Originalmente enviado por
Ricardo
Respuesta a Mensaje # 63:
Pues si a instancias de Norberto debo felicitarte, lo haré de buena gana no sólo por lo que valen tus mensajes sino porque te hayas atraído tal admirador (suele tener cierto éxito con las damas foristas).
1 – No puedes asegurar que “Judas en ningún momento les dijo nada al respecto” (tendrías que haber estado allí), como yo tampoco de que conversaron del asunto, sino apenas proponerlo como una posible probabilidad. Sí es cierto que la Biblia calla lo que yo aventuro.
2 – La escena que imaginas tú la pones en el encuentro final de Judas con los sacerdotes, pero yo siempre la puse en el primero, cuando la entrega del Señor fue acordada (Mt 26:14-16). Mi libreto es más verosímil.
3 – En cuanto a la consulta de los sacerdotes (Mt 27:3-7), debió ser entre ellos mismos, con los ancianos y el alfarero o el actual dueño del campo.
4 – Tú dictaminas que mi explicación es errónea, y de cierto lo sería de seguir la secuencia que tú pintas, que no es la mía.
5 – Admito la ficción en mi explicación; pero no es imposible, ni siquiera improbable. Si bien no tengo apoyo bíblico en lo que propongo, tampoco hago violencia al texto forzándolo a incluir un disparate. Nuevamente, aseguras que Judas nunca platicó con ellos su deseo de comprar el campo, pero así como yo no puedo afirmarlo, tú tampoco negarlo si no estuviste allí.
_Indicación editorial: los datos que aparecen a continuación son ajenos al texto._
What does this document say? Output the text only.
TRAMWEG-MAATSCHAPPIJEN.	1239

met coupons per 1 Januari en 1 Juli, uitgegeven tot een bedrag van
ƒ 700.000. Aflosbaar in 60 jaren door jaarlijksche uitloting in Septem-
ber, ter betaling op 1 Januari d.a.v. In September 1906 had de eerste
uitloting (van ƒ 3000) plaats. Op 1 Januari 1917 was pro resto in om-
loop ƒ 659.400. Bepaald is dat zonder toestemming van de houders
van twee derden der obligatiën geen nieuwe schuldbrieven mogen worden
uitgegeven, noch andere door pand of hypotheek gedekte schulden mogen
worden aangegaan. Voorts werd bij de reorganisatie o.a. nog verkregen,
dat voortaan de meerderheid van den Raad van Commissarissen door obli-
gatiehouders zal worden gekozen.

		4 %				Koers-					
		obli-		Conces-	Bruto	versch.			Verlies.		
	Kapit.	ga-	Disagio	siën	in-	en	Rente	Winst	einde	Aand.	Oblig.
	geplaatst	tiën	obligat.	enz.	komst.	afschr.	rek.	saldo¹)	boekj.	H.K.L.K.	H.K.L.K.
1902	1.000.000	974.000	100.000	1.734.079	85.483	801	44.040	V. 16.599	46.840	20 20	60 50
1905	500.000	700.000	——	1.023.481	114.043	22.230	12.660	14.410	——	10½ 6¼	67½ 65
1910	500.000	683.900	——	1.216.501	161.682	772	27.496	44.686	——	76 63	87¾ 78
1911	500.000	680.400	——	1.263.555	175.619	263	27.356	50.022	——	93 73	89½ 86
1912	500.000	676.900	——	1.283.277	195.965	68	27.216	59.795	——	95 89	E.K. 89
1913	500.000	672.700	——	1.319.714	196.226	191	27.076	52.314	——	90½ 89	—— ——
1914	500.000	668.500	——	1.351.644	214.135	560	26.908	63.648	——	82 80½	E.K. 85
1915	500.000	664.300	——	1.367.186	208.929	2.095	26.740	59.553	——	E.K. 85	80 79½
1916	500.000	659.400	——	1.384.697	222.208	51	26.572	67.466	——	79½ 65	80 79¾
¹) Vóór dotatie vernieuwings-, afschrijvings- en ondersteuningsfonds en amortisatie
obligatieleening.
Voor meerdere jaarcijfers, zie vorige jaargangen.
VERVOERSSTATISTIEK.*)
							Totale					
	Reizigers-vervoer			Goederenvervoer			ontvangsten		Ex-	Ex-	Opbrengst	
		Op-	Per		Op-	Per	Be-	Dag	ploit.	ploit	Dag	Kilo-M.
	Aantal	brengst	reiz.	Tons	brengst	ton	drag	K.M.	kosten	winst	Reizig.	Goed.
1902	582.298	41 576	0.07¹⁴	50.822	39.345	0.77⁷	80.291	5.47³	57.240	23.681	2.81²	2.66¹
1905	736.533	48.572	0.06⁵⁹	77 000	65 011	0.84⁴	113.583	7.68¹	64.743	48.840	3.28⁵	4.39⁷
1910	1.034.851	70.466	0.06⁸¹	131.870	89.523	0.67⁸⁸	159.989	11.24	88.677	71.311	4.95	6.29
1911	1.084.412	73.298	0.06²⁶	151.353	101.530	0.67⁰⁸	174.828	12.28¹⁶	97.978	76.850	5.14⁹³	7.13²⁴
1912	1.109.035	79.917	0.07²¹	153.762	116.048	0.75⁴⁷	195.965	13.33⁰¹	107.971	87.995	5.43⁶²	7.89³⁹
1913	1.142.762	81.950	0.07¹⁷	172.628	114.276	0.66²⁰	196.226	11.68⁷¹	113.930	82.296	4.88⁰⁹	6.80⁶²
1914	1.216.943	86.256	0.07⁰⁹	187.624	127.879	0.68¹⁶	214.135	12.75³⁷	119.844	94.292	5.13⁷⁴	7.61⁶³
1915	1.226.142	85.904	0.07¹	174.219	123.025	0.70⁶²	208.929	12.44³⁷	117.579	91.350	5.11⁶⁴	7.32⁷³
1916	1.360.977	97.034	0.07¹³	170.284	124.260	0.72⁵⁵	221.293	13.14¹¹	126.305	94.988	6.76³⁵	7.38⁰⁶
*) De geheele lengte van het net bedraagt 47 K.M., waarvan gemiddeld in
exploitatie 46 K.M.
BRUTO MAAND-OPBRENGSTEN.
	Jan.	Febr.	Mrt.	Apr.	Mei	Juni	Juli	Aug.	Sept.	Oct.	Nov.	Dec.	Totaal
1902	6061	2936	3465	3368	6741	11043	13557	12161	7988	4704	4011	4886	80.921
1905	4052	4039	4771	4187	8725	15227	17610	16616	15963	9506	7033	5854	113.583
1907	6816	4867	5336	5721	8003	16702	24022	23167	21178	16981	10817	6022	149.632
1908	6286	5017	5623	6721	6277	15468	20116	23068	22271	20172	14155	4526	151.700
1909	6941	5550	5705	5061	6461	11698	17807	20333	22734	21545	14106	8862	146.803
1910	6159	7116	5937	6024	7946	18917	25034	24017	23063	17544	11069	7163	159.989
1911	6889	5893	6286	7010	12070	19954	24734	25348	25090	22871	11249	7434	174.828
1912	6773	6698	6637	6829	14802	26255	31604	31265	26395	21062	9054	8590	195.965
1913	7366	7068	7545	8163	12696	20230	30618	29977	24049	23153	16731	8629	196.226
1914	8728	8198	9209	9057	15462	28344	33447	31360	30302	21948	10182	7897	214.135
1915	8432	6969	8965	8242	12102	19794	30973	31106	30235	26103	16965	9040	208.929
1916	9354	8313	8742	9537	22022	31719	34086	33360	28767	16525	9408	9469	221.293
6 – Precisamente, el remordimiento que devoraba a Judas lo llevó a poner un rápido fin a aquello, por lo que deduzco que la compra de aquel campo fue efectivizada por los sacerdotes cumpliendo la última voluntad del suicida, que ellos conocerían. Todo esto es factible y armónico.
7 – Dos, tres, veinte testimonios pueden ser diferentes y no necesariamente contradictorios. Para que cualquiera de los distintos testimonios sea contradictorio es menester que lo que diga se oponga negando realidad a lo que otro expresa, de manera que ambos no sean simultáneamente sostenibles como veraces. Este principio es axiomático desde la lógica de Aristóteles y no cabe deslucirlo acá. No es este el caso entre el relato de Mateo y lo dicho por Pedro en el aposento alto.
8 – Me esmero en poner argumentos lógicos; luego tú los estiras para todos lados y sacas de ellos imprevisibles resultados. Lo que hacía diferentes los testimonios del caso del accidente que proponía, era nada más que la ubicación y dispar atención que los testigos pusieran a diferentes detalles. Nada que ver con los extremos que tú pones nada más que para ridiculizar mis proposiciones.
9 – Es mi convicción que Dios inspiró cosas aparentemente opuestas para probar la diligencia del lector de las Escrituras y animarle a discernir lo que en principio pudiera parecer contradictorio, ambiguo o confuso.
10 – Una cosa es una caída libre desde lo alto de un edificio; otra, desde un precipicio, pues lo accidentado de un acantilado puede tener rocas o piedras filosas capaces de destrozar un cuerpo en su caída.
11 – El profesor Hackett, que visitó el supuesto escenario del suicidio de Judas sobre el precipicio que cae sobre el valle de Hinom, considera esta explicación “totalmente natural”. Habla de los árboles que crecían justo sobre el borde de estos precipicios, y de un pavimento rocoso en el fondo de estas terrazas, sobre las que el traidor quedaría destrozado y reventado, en su caída. Este profesor sugiere que Judas pudo haber quedado empalado en alguna aguzada roca, que entró en su cuerpo, haciendo que sus entrañas se derramaran. (Illustrations of Scripture, págs. 275, 276).
Estas no son elucubraciones mías producto de una mala digestión, sino tomadas de obras de referencia de reconocidos eruditos.
12 – Tampoco hay contradicción alguna con el tiempo de la compra del campo, pues Pedro en su breve acotación pudo dar por comprado por Judas lo que así había dispuesto con los sacerdotes, y haber sido estos los que efectivizaran la compra, como dije desde un principio.
13 – Tú te floreas con que respetas mi opinión para seguidamente amasarla y cortarla como si hicieras tallarines. Por lo que hasta ahora hemos hablado, no veo cómo puedas persistir con la idea de la contradicción, cuando no pasa esto de ser dos testimonios diferentes donde el uno no anula al otro.